This bug occours with glibc 2.3.4, maybe also with glibc 2.3.5 (different callstack, so can't judge), both with Gentoo patches of course. The problem is the glibc library calls calloc when it is being initialized, this can cause problems with other programs that want to find memory leaks and provide their own malloc/calloc/etc. functions. This problem was found with Mozilla and trace-malloc enabled, see https://bugzilla.mozilla.org/show_bug.cgi?id=295159 for reference. We don't know yet if this is a Gentoo-only problem, i can ask the bug reporter of that bug (if you want) if he could install a official glibc version (which might get difficult ;). But so far no other people filed bugs under bugzilla.mozilla.org about crashing with other distributions upon startup with trace-malloc enabled.
chances are it's the ssp guard initializing, put that shouldnt be causing any problems
nothing in the ssp startup uses any brk/malloc/calloc directly. And I'm pretty sure not indirectly either.
sorry, but i really know nothing about firefox internals ... how do i do the step to reproduce ? 1. Add "ac_add_options --enable-trace-malloc" to your mozconfig
./sysdeps/generic/dl-tls.c in glibc 2.3.5 (with gentoo patches) calls calloc during init, while ./sysdeps/generic/libc-tls.c does not. (Look at the dl_tls_setup for those who don't know which function we are talking about).
i just unpacked both glibc-2.3.5 and glibc-2.3.5-r1 and neither call calloc in ./sysdeps/generic/libc-tls.c
And you did apply all gentoo patches? # emerge -pv glibc These are the packages that I would merge, in order: Calculating dependencies ...done! [ebuild R ] sys-libs/glibc-2.3.5 -build -debug -erandom -hardened (-multilib) +nls +nptl -nptlonly +pic (-selinux) -userlocales 0 kB I just started emerge and hit ctrl-c when "source unpacked" message appeared when I started my grepping.
(In reply to comment #5) > i just unpacked both glibc-2.3.5 and glibc-2.3.5-r1 and neither call > calloc in ./sysdeps/generic/libc-tls.c btw, dl-tls.c calls calloc, while libc-tls.c doesn't.
(In reply to comment #6) > And you did apply all gentoo patches? i said i unpacked the ebuild, that means i did: $ ebuild glibc-2.3.5.ebuild clean unpack $ grep calloc libc-tls.c <no results because libc-tls.c does not call calloc> $ ebuild glibc-2.3.5-r1.ebuild clean unpack $ grep calloc libc-tls.c <no results because libc-tls.c does not call calloc> (In reply to comment #7) > btw, dl-tls.c calls calloc, while libc-tls.c doesn't. so in other words, everytime you said 'libc-tls.c' you really meant 'dl-tls.c' ? the calloc in dl-tls.c does not come from any Gentoo patches, that is part of the upstream glibc tree
Without emerge info and steps to reproduce this is a waste .. I personally say it should be closed with NEEDINFO until report decided to provide info to reproduce.
Eh?
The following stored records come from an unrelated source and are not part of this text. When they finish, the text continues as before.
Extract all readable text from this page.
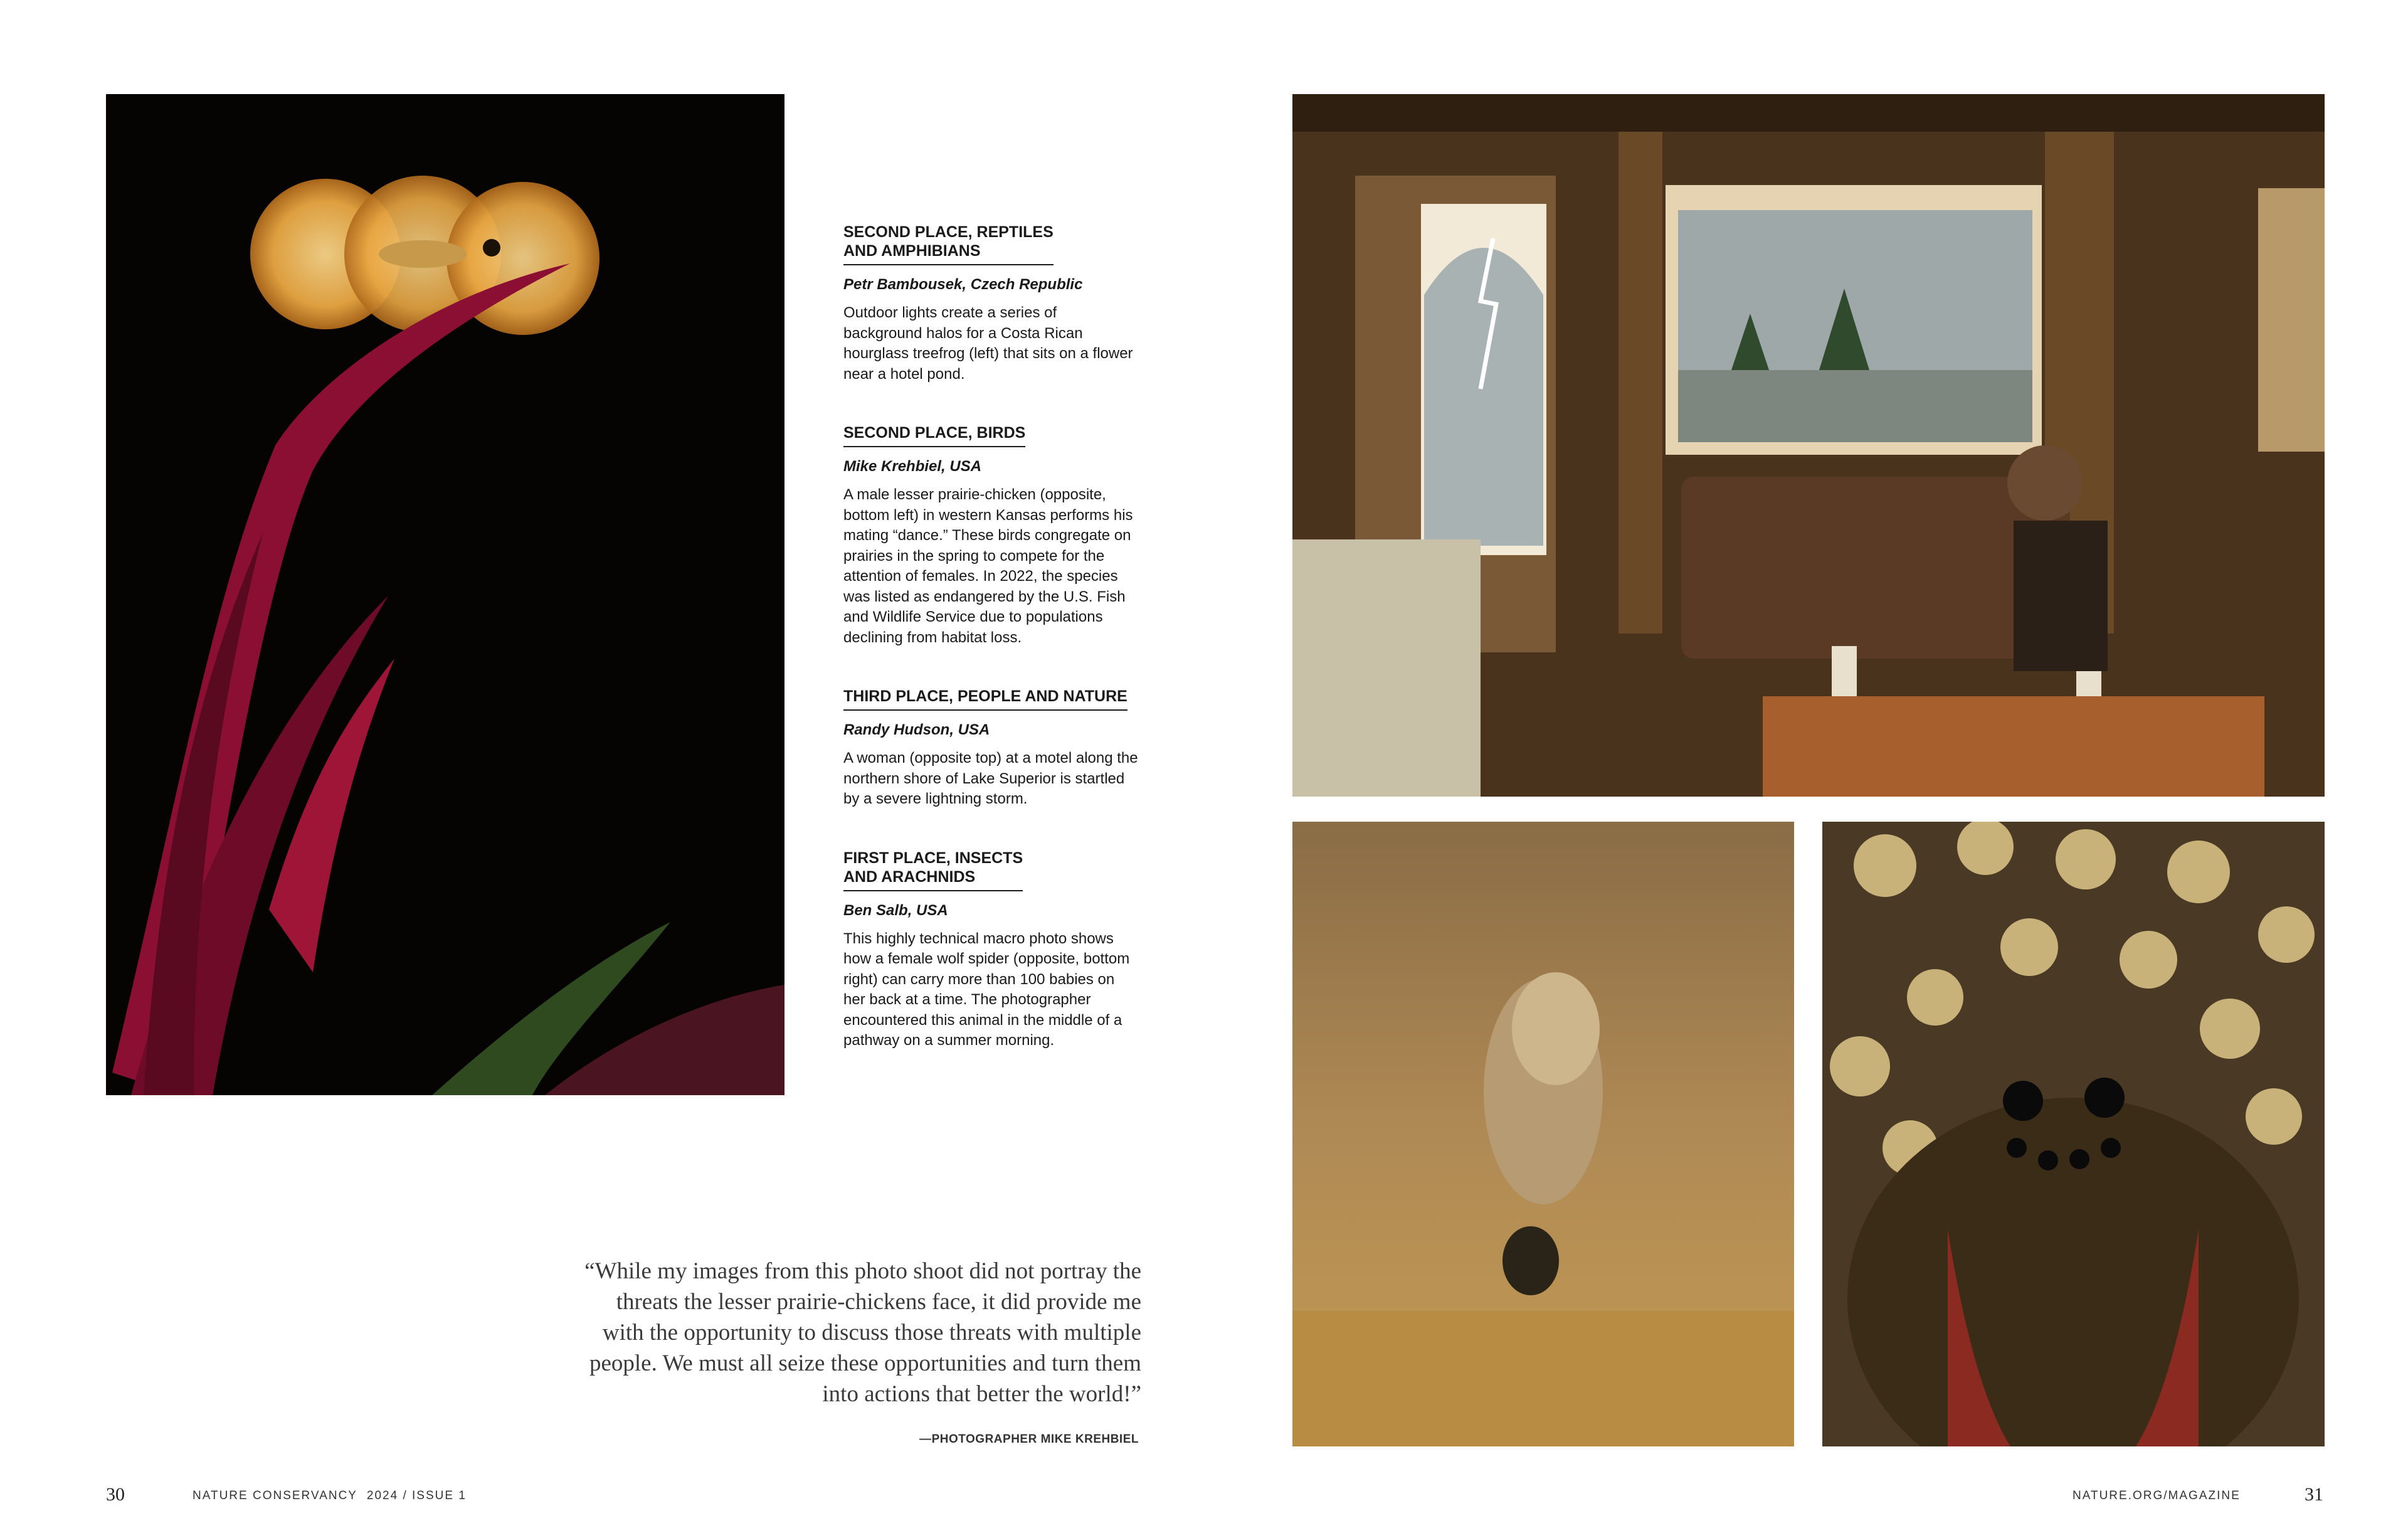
SECOND PLACE, REPTILES
AND AMPHIBIANS
Petr Bambousek, Czech Republic
Outdoor lights create a series of background halos for a Costa Rican hourglass treefrog (left) that sits on a flower near a hotel pond.
SECOND PLACE, BIRDS
Mike Krehbiel, USA
A male lesser prairie-chicken (opposite, bottom left) in western Kansas performs his mating “dance.” These birds congregate on prairies in the spring to compete for the attention of females. In 2022, the species was listed as endangered by the U.S. Fish and Wildlife Service due to populations declining from habitat loss.
THIRD PLACE, PEOPLE AND NATURE
Randy Hudson, USA
A woman (opposite top) at a motel along the northern shore of Lake Superior is startled by a severe lightning storm.
FIRST PLACE, INSECTS
AND ARACHNIDS
Ben Salb, USA
This highly technical macro photo shows how a female wolf spider (opposite, bottom right) can carry more than 100 babies on her back at a time. The photographer encountered this animal in the middle of a pathway on a summer morning.
“While my images from this photo shoot did not portray the threats the lesser prairie-chickens face, it did provide me with the opportunity to discuss those threats with multiple people. We must all seize these opportunities and turn them into actions that better the world!”
—PHOTOGRAPHER MIKE KREHBIEL
30	NATURE CONSERVANCY 2024 / ISSUE 1	NATURE.ORG/MAGAZINE	31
I cannot provide more info since i don't use Gentoo, but it seems two other people here are already on it (looking for more info). If it's a Gentoo bug caused by a patch on the original glibc source, ok, if not, please say so and i'll forward this bug to the glibc mailing list.
Ok i just downloaded the glibc 2.3.4 tarball from http://ftp.gnu.org/gnu/glibc/ and it seems calloc is already used there in _dl_tls_setup. So i think you can resolve this bug here since this is a bug in glibc.
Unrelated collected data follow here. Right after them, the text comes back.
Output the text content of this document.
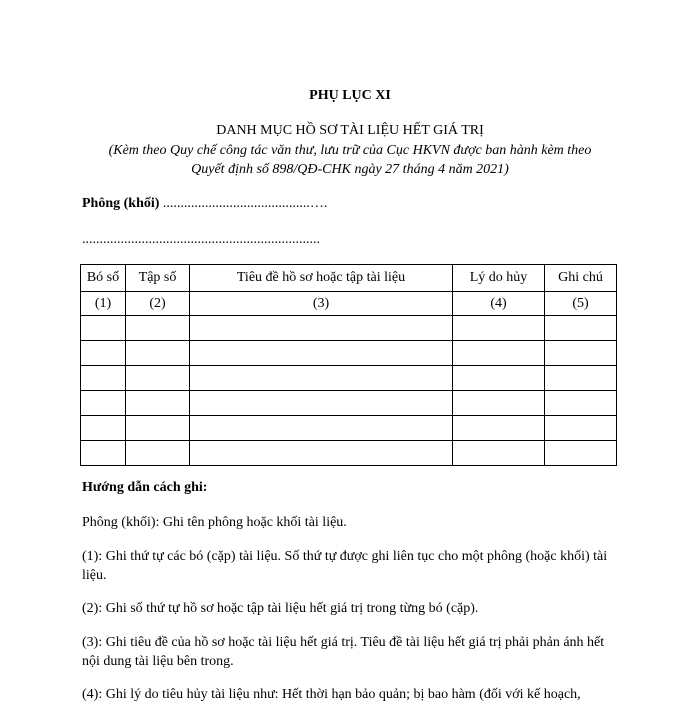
PHỤ LỤC XI
DANH MỤC HỒ SƠ TÀI LIỆU HẾT GIÁ TRỊ
(Kèm theo Quy chế công tác văn thư, lưu trữ của Cục HKVN được ban hành kèm theo
Quyết định số 898/QĐ-CHK ngày 27 tháng 4 năm 2021)
Phông (khối) ..........................................….
....................................................................
Bó số	Tập số	Tiêu đề hồ sơ hoặc tập tài liệu	Lý do hủy	Ghi chú
(1)	(2)	(3)	(4)	(5)

Hướng dẫn cách ghi:
Phông (khối): Ghi tên phông hoặc khối tài liệu.
(1): Ghi thứ tự các bó (cặp) tài liệu. Số thứ tự được ghi liên tục cho một phông (hoặc khối) tài liệu.
(2): Ghi số thứ tự hồ sơ hoặc tập tài liệu hết giá trị trong từng bó (cặp).
(3): Ghi tiêu đề của hồ sơ hoặc tài liệu hết giá trị. Tiêu đề tài liệu hết giá trị phải phản ánh hết nội dung tài liệu bên trong.
(4): Ghi lý do tiêu hủy tài liệu như: Hết thời hạn bảo quản; bị bao hàm (đối với kế hoạch,
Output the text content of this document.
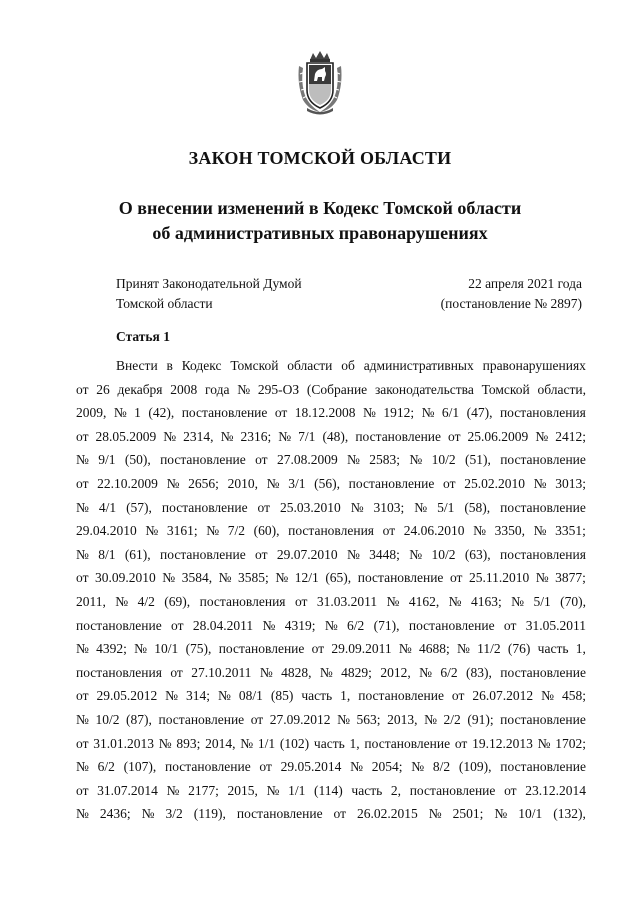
ЗАКОН ТОМСКОЙ ОБЛАСТИ
О внесении изменений в Кодекс Томской области
об административных правонарушениях
Принят Законодательной Думой
Томской области
22 апреля 2021 года
(постановление № 2897)
Статья 1
Внести в Кодекс Томской области об административных правонарушениях
от 26 декабря 2008 года № 295-ОЗ (Собрание законодательства Томской области,
2009, № 1 (42), постановление от 18.12.2008 № 1912; № 6/1 (47), постановления
от 28.05.2009 № 2314, № 2316; № 7/1 (48), постановление от 25.06.2009 № 2412;
№ 9/1 (50), постановление от 27.08.2009 № 2583; № 10/2 (51), постановление
от 22.10.2009 № 2656; 2010, № 3/1 (56), постановление от 25.02.2010 № 3013;
№ 4/1 (57), постановление от 25.03.2010 № 3103; № 5/1 (58), постановление
29.04.2010 № 3161; № 7/2 (60), постановления от 24.06.2010 № 3350, № 3351;
№ 8/1 (61), постановление от 29.07.2010 № 3448; № 10/2 (63), постановления
от 30.09.2010 № 3584, № 3585; № 12/1 (65), постановление от 25.11.2010 № 3877;
2011, № 4/2 (69), постановления от 31.03.2011 № 4162, № 4163; № 5/1 (70),
постановление от 28.04.2011 № 4319; № 6/2 (71), постановление от 31.05.2011
№ 4392; № 10/1 (75), постановление от 29.09.2011 № 4688; № 11/2 (76) часть 1,
постановления от 27.10.2011 № 4828, № 4829; 2012, № 6/2 (83), постановление
от 29.05.2012 № 314; № 08/1 (85) часть 1, постановление от 26.07.2012 № 458;
№ 10/2 (87), постановление от 27.09.2012 № 563; 2013, № 2/2 (91); постановление
от 31.01.2013 № 893; 2014, № 1/1 (102) часть 1, постановление от 19.12.2013 № 1702;
№ 6/2 (107), постановление от 29.05.2014 № 2054; № 8/2 (109), постановление
от 31.07.2014 № 2177; 2015, № 1/1 (114) часть 2, постановление от 23.12.2014
№ 2436; № 3/2 (119), постановление от 26.02.2015 № 2501; № 10/1 (132),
see comment #3 for the info i want from you :)
Normally when you want to build Firefox, you have a file named .mozconfig which contains the configure and make options for building. So if you really want to reproduce this, do this: Visit http://www.mozilla.org/build/ and follow the instructions, for point 3 your .mozconfig should look like this: . $topsrcdir/browser/config/mozconfig ac_add_options --enable-trace-malloc But before you try building, you have to manually check out mozilla/tools/trace-malloc from CVS.
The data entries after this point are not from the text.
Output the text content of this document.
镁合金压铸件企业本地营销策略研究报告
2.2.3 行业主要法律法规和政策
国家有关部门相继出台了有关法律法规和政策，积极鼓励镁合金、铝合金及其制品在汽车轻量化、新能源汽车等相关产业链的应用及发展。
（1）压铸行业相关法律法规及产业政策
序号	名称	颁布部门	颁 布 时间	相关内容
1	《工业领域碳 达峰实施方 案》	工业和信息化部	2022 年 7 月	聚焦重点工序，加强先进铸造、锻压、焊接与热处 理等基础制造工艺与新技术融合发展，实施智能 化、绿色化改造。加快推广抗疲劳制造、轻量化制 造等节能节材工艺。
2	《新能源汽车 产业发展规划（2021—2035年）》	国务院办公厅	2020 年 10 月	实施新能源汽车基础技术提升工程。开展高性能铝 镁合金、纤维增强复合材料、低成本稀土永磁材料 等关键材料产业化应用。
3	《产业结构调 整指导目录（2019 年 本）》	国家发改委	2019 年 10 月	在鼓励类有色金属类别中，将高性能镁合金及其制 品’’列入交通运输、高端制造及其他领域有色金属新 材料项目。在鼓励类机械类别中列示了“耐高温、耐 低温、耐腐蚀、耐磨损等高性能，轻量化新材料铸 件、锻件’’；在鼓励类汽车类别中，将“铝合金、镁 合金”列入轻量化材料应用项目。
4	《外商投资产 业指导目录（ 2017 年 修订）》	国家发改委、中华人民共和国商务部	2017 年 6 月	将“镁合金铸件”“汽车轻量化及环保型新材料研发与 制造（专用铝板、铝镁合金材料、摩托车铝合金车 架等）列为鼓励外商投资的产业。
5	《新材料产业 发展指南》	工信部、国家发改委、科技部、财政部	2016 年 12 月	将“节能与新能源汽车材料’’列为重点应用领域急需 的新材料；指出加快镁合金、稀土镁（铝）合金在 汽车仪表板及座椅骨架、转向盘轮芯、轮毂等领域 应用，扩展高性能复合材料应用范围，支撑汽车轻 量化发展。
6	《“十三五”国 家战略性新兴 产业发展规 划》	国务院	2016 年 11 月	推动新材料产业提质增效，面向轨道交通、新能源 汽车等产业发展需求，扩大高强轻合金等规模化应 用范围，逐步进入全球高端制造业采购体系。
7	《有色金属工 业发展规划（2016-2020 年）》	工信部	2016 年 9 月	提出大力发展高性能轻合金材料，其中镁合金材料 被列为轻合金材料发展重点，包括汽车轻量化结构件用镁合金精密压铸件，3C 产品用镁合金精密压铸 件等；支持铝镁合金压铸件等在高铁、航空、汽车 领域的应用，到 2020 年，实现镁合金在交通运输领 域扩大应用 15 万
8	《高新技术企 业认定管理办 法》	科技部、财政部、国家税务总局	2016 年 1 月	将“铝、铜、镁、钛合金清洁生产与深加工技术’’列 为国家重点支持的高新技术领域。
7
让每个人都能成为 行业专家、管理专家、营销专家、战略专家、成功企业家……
Is this still an issue with the newest glibc's? Do we plan on fixing it or should we close this as wontfix?
a WONTFIX says we know this is a bug in our glibc and we dont care
They wontfix'ed the bug in the upstream glibc (oh wonder...), so you can resolve the bug here, too (as INVALID or WONTFIX, whatever you use over here).
As per comment #16, upstream said this is a WONTFIX.